Ce livre tente en effet d’offrir des assises solides à une éducation à la citoyenneté qui dépasserait des visées utilitaristes de développement économique, de cohésion sociale ou d’adhésion à une communauté nationale. À ce propos, Sant soutient que, dans un monde où les populismes prennent de plus en plus d’importance, l’enseignement des valeurs démocratiques ou la simple transmission de connaissances dites « vraies » n’auront jamais que des effets marginaux. Pour l’auteure, les critiques selon lesquelles les savoirs ne peuvent être neutres et servent souvent les intérêts d’une élite (nationale, financière, internationaliste, intellectuelle, etc.) n’ont pas tout à fait tort. Les savoirs scolaires ne sont sans doute pas neutres et peuvent en effet devenir suspects. Ils ne sauront donc convaincre sans être soumis à débat. Pour Sant, les « fantaisies » populistes, fussent-elles de droite ou de gauche, ne peuvent être remises en cause que par des débats réellement ouverts et faisant une large part au vécu des apprenant⋅e⋅s. Pour l’auteure, cela implique aussi d’accepter de ne pas avoir de contrôle sur les conclusions de ces débats.

Dans cette optique, la chercheuse soutient qu’il conviendrait non plus de proposer une éducation à la vie politique rigide, mais ouverte, sans finalité précise et plutôt centrée sur la diversité des points de vue. Elle propose trois approches dont elle donne des exemples, soit les pédagogies de la différence qui chercheraient à faciliter la remise en question de nos pratiques sociales actuelles et la recherche d’alternatives en embrassant une gamme plus complète de connaissances ; les pédagogies de l’articulation qui chercheraient à réconcilier les élèves avec les débats et les conflits afin d’éviter les conséquences les plus funestes d’une polarisation ; et les pédagogies de l’équivalence qui viseraient à créer des opportunités pour que les jeunes puissent être des membres actif⋅ve⋅s d’une tâche de reconstruction.
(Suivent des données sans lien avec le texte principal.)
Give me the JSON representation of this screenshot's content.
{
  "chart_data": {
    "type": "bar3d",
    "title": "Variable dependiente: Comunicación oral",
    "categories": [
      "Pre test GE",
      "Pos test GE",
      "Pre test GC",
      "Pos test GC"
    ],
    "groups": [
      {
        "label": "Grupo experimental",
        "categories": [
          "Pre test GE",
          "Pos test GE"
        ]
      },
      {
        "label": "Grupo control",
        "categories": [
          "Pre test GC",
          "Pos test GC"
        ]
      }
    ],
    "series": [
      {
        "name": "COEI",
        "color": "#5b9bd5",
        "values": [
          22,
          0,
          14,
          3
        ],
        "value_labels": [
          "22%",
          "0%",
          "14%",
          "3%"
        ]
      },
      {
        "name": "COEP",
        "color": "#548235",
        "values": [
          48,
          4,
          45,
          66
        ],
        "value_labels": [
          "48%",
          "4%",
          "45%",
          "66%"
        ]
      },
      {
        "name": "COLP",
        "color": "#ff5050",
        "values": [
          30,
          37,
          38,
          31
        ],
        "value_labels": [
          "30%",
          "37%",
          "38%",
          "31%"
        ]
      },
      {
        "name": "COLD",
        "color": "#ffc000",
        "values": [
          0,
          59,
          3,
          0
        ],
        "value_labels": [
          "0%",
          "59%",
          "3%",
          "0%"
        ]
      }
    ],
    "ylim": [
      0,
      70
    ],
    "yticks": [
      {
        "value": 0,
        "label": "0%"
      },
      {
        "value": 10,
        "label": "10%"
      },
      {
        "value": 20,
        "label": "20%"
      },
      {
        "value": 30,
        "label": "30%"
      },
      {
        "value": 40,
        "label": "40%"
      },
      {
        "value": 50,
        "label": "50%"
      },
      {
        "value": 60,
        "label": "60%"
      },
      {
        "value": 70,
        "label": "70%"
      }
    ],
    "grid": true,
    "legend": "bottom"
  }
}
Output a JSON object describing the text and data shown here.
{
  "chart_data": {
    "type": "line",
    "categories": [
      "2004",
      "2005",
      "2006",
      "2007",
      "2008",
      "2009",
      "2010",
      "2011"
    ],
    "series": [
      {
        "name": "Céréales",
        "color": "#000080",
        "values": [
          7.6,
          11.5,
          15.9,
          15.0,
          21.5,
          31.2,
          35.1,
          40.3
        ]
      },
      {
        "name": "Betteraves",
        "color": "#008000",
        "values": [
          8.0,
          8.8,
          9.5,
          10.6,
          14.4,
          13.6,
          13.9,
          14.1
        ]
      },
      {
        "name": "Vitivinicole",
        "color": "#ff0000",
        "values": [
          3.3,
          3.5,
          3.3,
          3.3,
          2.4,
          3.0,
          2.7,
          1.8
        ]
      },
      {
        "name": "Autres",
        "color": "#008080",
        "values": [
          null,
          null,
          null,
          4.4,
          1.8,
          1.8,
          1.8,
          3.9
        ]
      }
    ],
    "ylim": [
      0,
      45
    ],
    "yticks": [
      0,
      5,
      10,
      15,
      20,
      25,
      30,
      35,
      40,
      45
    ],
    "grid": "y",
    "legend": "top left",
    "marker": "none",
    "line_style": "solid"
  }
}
Le texte balaie hélas trop vite les enseignements des pédagogies critiques et émancipatrices en s’appuyant parfois sur une caricature de celles-ci pour en dénoncer les limites. À ce sujet, Sant souligne le fait que les pratiques enseignantes sont souvent incohérentes avec les visées de formation. Contrairement à Freire, qu’elle cite pourtant, l’auteure en conclue qu’il convient de revoir les visées émancipatrices et non qu’il demeure possible et nécessaire de radicalement revisiter les pratiques qui cherchent à les incarner. Sur ce plan, rappelons que Freire soutenait que les pratiques enseignantes doivent s’éloigner de pratiques aliénantes où l’élève n’a d’autre fonction que de recevoir la connaissance, de l’archiver et de la restituer à l’identique. Cet ouvrage réaffirme néanmoins l’importance de la délibération et des débats ouverts dans le contexte de l’éducation à la citoyenneté. La⋅le lecteur⋅rice pourra trouver des appuis plus solides que ceux proposés par Sant, mais tirera profit des approches qu’elle avance pour poser un regard critique sur les pratiques existantes et sur leurs effets réels, et non seulement sur leurs effets théorisés.